A: Stronger than anticipated demand, especially in LEAP part, and preparing for next year's Rambam, with 75% in assembly and 25% in tests for LEAP this year.
Q: On CPO, role of ASE and timeline of revenue contribution?
A: Working closely with upstream foundry and customer, no specific number yet, start with packaging part.

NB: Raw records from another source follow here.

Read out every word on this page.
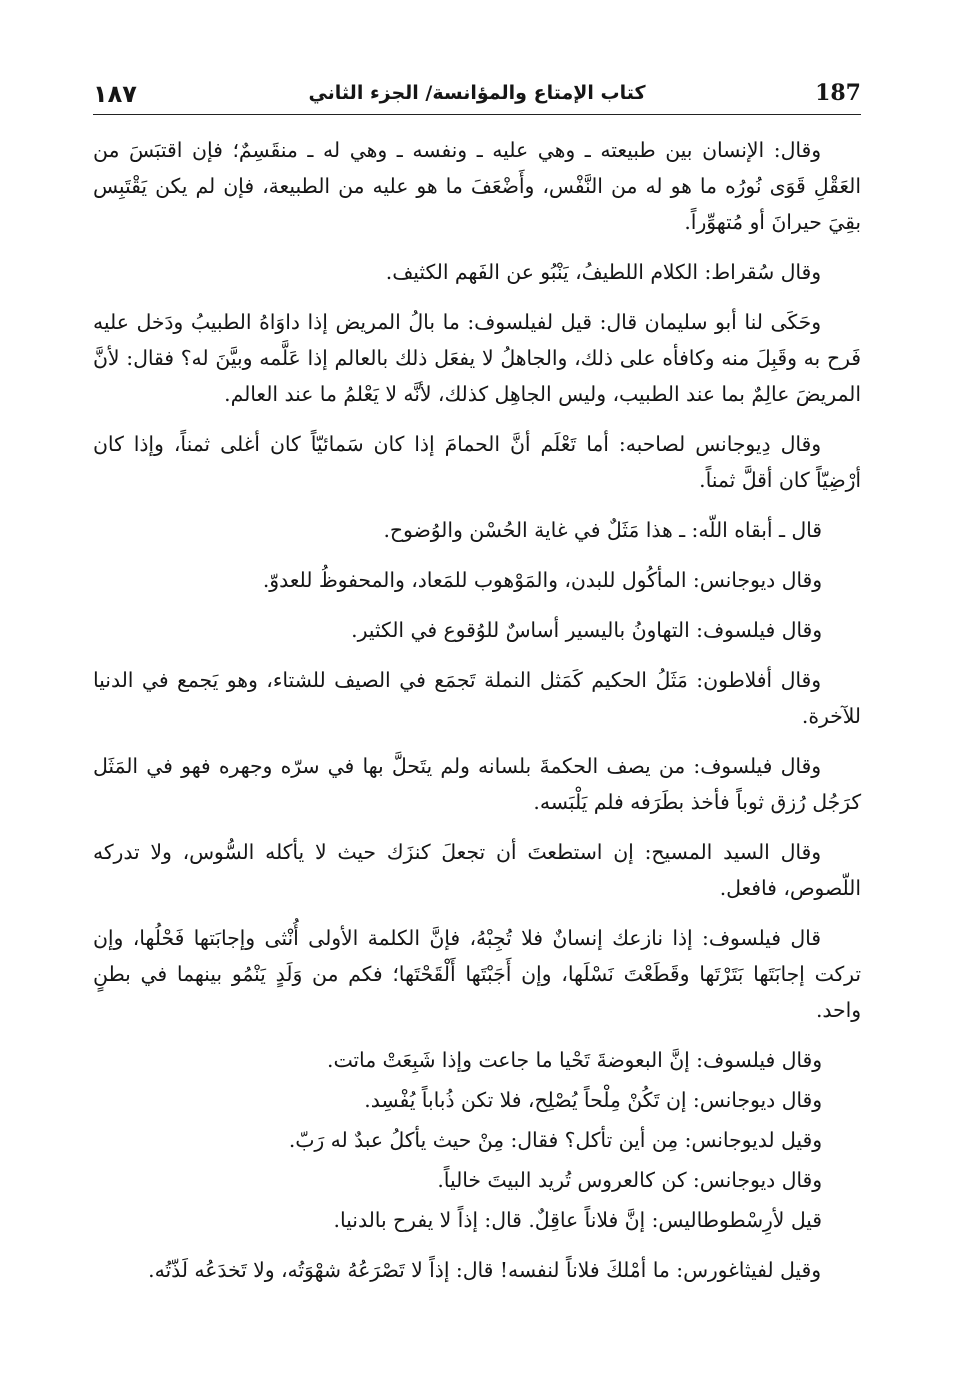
187
كتاب الإمتاع والمؤانسة/ الجزء الثاني
١٨٧

وقال: الإنسان بين طبيعته ـ وهي عليه ـ ونفسه ـ وهي له ـ منقَسِمٌ؛ فإن اقتبَسَ من العَقْلِ قَوَى نُورُه ما هو له من النَّفْس، وأَضْعَفَ ما هو عليه من الطبيعة، فإن لم يكن يَقْتَبِس بقِيَ حيرانَ أو مُتهوِّراً.

وقال سُقراط: الكلام اللطيفُ، يَنْبُو عن الفَهم الكثيف.

وحَكَى لنا أبو سليمان قال: قيل لفيلسوف: ما بالُ المريض إذا داوَاهُ الطبيبُ ودَخل عليه فَرح به وقَبِلَ منه وكافأه على ذلك، والجاهلُ لا يفعَل ذلك بالعالم إذا عَلَّمه وبيَّنَ له؟ فقال: لأنَّ المريضَ عالِمٌ بما عند الطبيب، وليس الجاهِل كذلك، لأنَّه لا يَعْلمُ ما عند العالم.

وقال دِيوجانس لصاحبه: أما تَعْلَم أنَّ الحمامَ إذا كان سَمائيّاً كان أغلى ثمناً، وإذا كان أرْضِيّاً كان أقلَّ ثمناً.

قال ـ أبقاه اللّه: ـ هذا مَثَلٌ في غاية الحُسْن والوُضوح.

وقال ديوجانس: المأكُول للبدن، والمَوْهوب للمَعاد، والمحفوظُ للعدوّ.

وقال فيلسوف: التهاونُ باليسير أساسٌ للوُقوع في الكثير.

وقال أفلاطون: مَثَلُ الحكيم كَمَثل النملة تَجمَع في الصيف للشتاء، وهو يَجمع في الدنيا للآخرة.

وقال فيلسوف: من يصف الحكمةَ بلسانه ولم يتَحلَّ بها في سرّه وجهره فهو في المَثَل كرَجُل رُزق ثوباً فأخذ بطَرَفه فلم يَلْبَسه.

وقال السيد المسيح: إن استطعتَ أن تجعلَ كنزَك حيث لا يأكله السُّوس، ولا تدركه اللّصوص، فافعل.

قال فيلسوف: إذا نازعك إنسانٌ فلا تُجِبْهُ، فإنَّ الكلمة الأولى أُنْثى وإجابَتها فَحْلُها، وإن تركت إجابَتَها بَتَرْتَها وقَطَعْتَ نَسْلَها، وإن أَجَبْتَها أَلْقَحْتَها؛ فكم من وَلَدٍ يَنْمُو بينهما في بطنٍ واحد.

وقال فيلسوف: إنَّ البعوضةَ تَحْيا ما جاعت وإذا شَبِعَتْ ماتت.

وقال ديوجانس: إن تَكُنْ مِلْحاً يُصْلِح، فلا تكن ذُباباً يُفْسِد.

وقيل لديوجانس: مِن أين تأكل؟ فقال: مِنْ حيث يأكلُ عبدٌ له رَبّ.

وقال ديوجانس: كن كالعروس تُريد البيتَ خالياً.

قيل لأرِسْطوطاليس: إنَّ فلاناً عاقِلٌ. قال: إذاً لا يفرح بالدنيا.

وقيل لفيثاغورس: ما أمْلكَ فلاناً لنفسه! قال: إذاً لا تَصْرَعُهُ شهْوَتُه، ولا تَخدَعُه لَذّتُه.
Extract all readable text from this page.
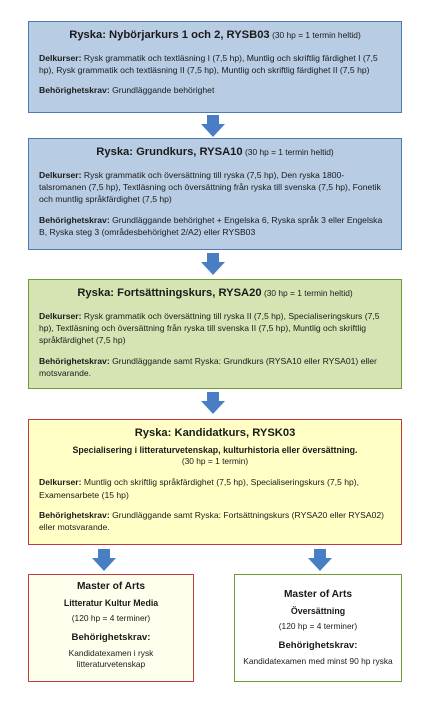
Ryska: Nybörjarkurs 1 och 2, RYSB03 (30 hp = 1 termin heltid)
Delkurser: Rysk grammatik och textläsning I (7,5 hp), Muntlig och skriftlig färdighet I (7,5 hp), Rysk grammatik och textläsning II (7,5 hp), Muntlig och skriftlig färdighet II (7,5 hp)
Behörighetskrav: Grundläggande behörighet
Ryska: Grundkurs, RYSA10 (30 hp = 1 termin heltid)
Delkurser: Rysk grammatik och översättning till ryska (7,5 hp), Den ryska 1800-talsromanen (7,5 hp), Textläsning och översättning från ryska till svenska (7,5 hp), Fonetik och muntlig språkfärdighet (7,5 hp)
Behörighetskrav: Grundläggande behörighet + Engelska 6, Ryska språk 3 eller Engelska B, Ryska steg 3 (områdesbehörighet 2/A2) eller RYSB03
Ryska: Fortsättningskurs, RYSA20 (30 hp = 1 termin heltid)
Delkurser: Rysk grammatik och översättning till ryska II (7,5 hp), Specialiseringskurs (7,5 hp), Textläsning och översättning från ryska till svenska II (7,5 hp), Muntlig och skriftlig språkfärdighet (7,5 hp)
Behörighetskrav: Grundläggande samt Ryska: Grundkurs (RYSA10 eller RYSA01) eller motsvarande.
Ryska: Kandidatkurs, RYSK03
Specialisering i litteraturvetenskap, kulturhistoria eller översättning.
(30 hp = 1 termin)
Delkurser: Muntlig och skriftlig språkfärdighet (7,5 hp), Specialiseringskurs (7,5 hp), Examensarbete (15 hp)
Behörighetskrav: Grundläggande samt Ryska: Fortsättningskurs (RYSA20 eller RYSA02) eller motsvarande.
Master of Arts
Litteratur Kultur Media
(120 hp = 4 terminer)
Behörighetskrav:
Kandidatexamen i rysk litteraturvetenskap
Master of Arts
Översättning
(120 hp = 4 terminer)
Behörighetskrav:
Kandidatexamen med minst 90 hp ryska
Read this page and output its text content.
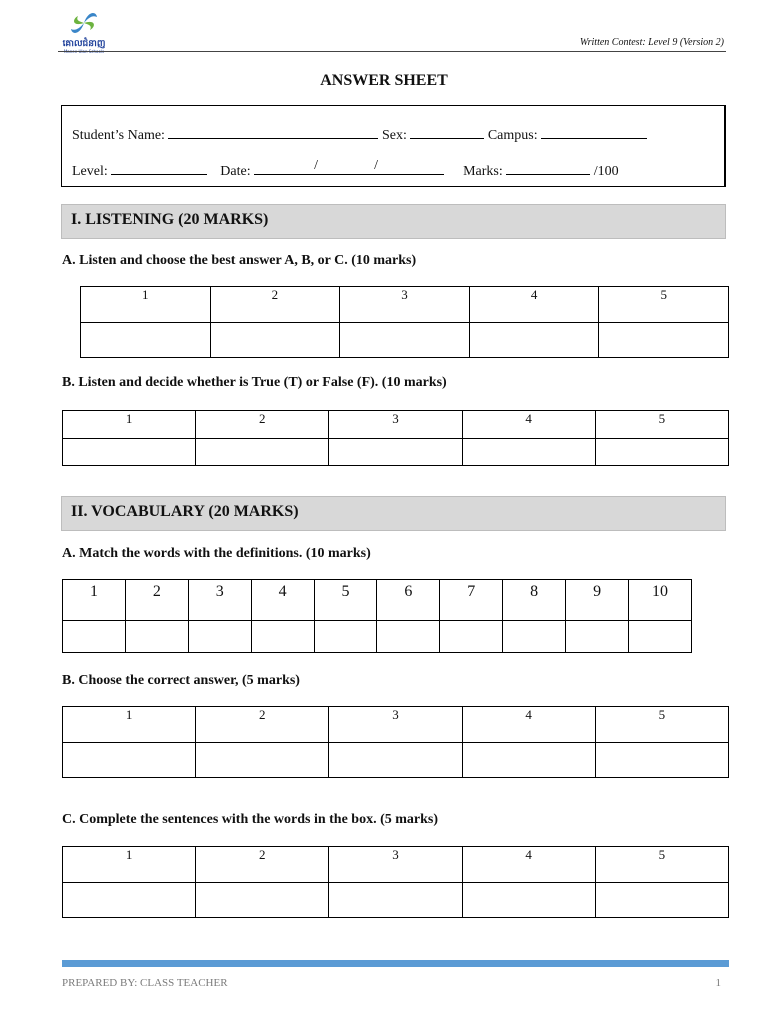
គោលជំនាញ
Manee Ulan Schools
Written Contest: Level 9 (Version 2)
ANSWER SHEET
Student’s Name:	Sex:	Campus:
Level:	Date:	/	/	Marks:	/100
I. LISTENING (20 MARKS)
A. Listen and choose the best answer A, B, or C. (10 marks)
1	2	3	4	5

B. Listen and decide whether is True (T) or False (F). (10 marks)
1	2	3	4	5

II. VOCABULARY (20 MARKS)
A. Match the words with the definitions. (10 marks)
1	2	3	4	5	6	7	8	9	10

B. Choose the correct answer, (5 marks)
1	2	3	4	5

C. Complete the sentences with the words in the box. (5 marks)
1	2	3	4	5

PREPARED BY: CLASS TEACHER	1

Q: On KPACs capital intensity?
A: Still in mega trend, making necessary investments, multiple cost-effective funding sources available.
Q: On non-AI semi demand?
A: PC and cell phone market softness continues but offset by AI peripheral chips, automotive and industrial segments recovering.
Q: On CAPEX and funding?
A: CapEx raised, funding gap for this year mostly by additional borrowing, likely to keep spending on CapEx into next year.